[Chapter Ten][Previous]
[Next] [Art of
Assembly][Randall Hyde]
Art of Assembly: Chapter Ten
- 10.9 - Nested Statements
- 10.10 - Timing Delay Loops
10.9 Nested Statements
As long as you stick to the templates provides in the examples presented
in this chapter, it is very easy to nest statements inside one another.
The secret to making sure your assembly language sequences nest well is
to ensure that each construct has one entry point and one exit point. If
this is the case, then you will find it easy to combine statements. All
of the statements discussed in this chapter follow this rule.
Perhaps the most commonly nested statements are the if..then..else statements.

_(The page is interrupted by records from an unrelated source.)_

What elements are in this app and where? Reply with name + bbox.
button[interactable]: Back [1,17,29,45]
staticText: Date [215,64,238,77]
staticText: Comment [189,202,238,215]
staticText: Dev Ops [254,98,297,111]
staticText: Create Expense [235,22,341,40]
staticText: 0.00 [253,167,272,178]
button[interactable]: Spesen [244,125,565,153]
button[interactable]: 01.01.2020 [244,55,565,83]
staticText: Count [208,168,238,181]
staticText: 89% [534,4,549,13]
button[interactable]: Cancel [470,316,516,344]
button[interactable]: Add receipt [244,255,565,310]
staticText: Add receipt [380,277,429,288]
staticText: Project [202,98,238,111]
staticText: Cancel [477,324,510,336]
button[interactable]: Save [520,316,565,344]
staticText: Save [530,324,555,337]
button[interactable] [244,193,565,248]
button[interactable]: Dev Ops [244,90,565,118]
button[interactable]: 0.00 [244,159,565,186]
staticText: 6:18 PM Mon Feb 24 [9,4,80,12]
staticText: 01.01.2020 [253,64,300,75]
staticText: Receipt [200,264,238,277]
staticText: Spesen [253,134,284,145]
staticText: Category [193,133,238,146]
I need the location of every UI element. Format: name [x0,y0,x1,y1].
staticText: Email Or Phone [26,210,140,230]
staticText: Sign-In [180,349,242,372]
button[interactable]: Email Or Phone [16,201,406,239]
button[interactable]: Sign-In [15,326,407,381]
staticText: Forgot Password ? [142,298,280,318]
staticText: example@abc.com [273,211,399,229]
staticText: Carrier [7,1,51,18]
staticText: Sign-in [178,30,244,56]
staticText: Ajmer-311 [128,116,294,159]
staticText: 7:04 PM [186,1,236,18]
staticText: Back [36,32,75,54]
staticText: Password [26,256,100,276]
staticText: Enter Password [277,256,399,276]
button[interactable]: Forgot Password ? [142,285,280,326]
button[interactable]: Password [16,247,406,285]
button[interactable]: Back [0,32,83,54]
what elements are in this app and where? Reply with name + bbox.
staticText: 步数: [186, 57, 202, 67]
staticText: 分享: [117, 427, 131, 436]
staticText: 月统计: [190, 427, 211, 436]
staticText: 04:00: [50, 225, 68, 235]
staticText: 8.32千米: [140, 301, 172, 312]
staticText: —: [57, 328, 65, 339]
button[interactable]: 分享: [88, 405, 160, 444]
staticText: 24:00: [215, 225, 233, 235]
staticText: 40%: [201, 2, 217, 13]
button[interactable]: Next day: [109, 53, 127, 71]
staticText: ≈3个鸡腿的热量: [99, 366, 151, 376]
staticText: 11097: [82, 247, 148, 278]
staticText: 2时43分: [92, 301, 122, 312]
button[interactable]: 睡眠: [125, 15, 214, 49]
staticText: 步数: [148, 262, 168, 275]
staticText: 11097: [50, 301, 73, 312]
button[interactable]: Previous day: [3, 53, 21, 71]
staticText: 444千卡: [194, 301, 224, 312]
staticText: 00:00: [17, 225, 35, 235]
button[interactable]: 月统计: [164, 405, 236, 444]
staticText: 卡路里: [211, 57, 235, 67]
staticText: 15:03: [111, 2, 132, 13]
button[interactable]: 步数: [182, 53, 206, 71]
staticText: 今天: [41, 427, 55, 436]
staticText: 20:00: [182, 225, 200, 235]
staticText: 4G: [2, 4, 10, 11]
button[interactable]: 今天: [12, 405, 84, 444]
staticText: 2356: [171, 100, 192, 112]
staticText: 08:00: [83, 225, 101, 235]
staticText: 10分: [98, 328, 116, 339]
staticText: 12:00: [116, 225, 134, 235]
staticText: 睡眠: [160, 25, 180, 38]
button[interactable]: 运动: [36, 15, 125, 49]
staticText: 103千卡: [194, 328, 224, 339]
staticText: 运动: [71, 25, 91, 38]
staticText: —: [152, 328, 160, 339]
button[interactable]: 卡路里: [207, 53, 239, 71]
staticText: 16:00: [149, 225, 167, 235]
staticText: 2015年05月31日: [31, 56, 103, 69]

To see how easy it is to nest these statements in assembly language, consider
the following Pascal code:
if (x = y) then
if (I >= J) then writeln('At point 1')
else writeln('At point 2)
else write('Error condition');
To convert this nested if..then..else to assembly language, start with the
outermost if, convert it to assembly, then work on the innermost if:
; if (x = y) then
mov ax, X
cmp ax, Y
jne Else0
; Put innermost IF here
jmp IfDone0
; Else write('Error condition');
Else0: print
byte "Error condition",0
IfDone0:
As you can see, the above code handles the "if (X=Y)..." instruction,
leaving a spot for the second if. Now add in the second if as follows:
; if (x = y) then
mov ax, X
cmp ax, Y
jne Else0
; IF ( I >= J) then writeln('At point 1')
mov ax, I
cmp ax, J
jnge Else1
print
byte "At point 1",cr,lf,0
jmp IfDone1
; Else writeln ('At point 2');
Else1: print
byte "At point 2",cr,lf,0
IfDone1:
jmp IfDone0
; Else write('Error condition');
Else0: print
byte "Error condition",0
IfDone0:
The nested if
appears in italics above just to help it stand
out.
There is an obvious optimization which you do not really want to make until
speed becomes a real problem. Note in the innermost if
statement
above that the JMP IFDONE1
instructions simply jumps to a jmp
instruction which transfers control to IfDone0
. It is
very tempting to replace the first jmp
by one which jumps directly
to IFDone0
. Indeed, when you go in and optimize your code,
this would be a good optimization to make. However, you shouldn't make such
optimizations to your code unless you really need the speed. Doing so makes
your code harder to read and understand. Remember, we would like all our
control structures to have one entry and one exit. Changing this jump as
described would give the innermost if
statement two exit points.
The for
loop is another commonly nested control structure.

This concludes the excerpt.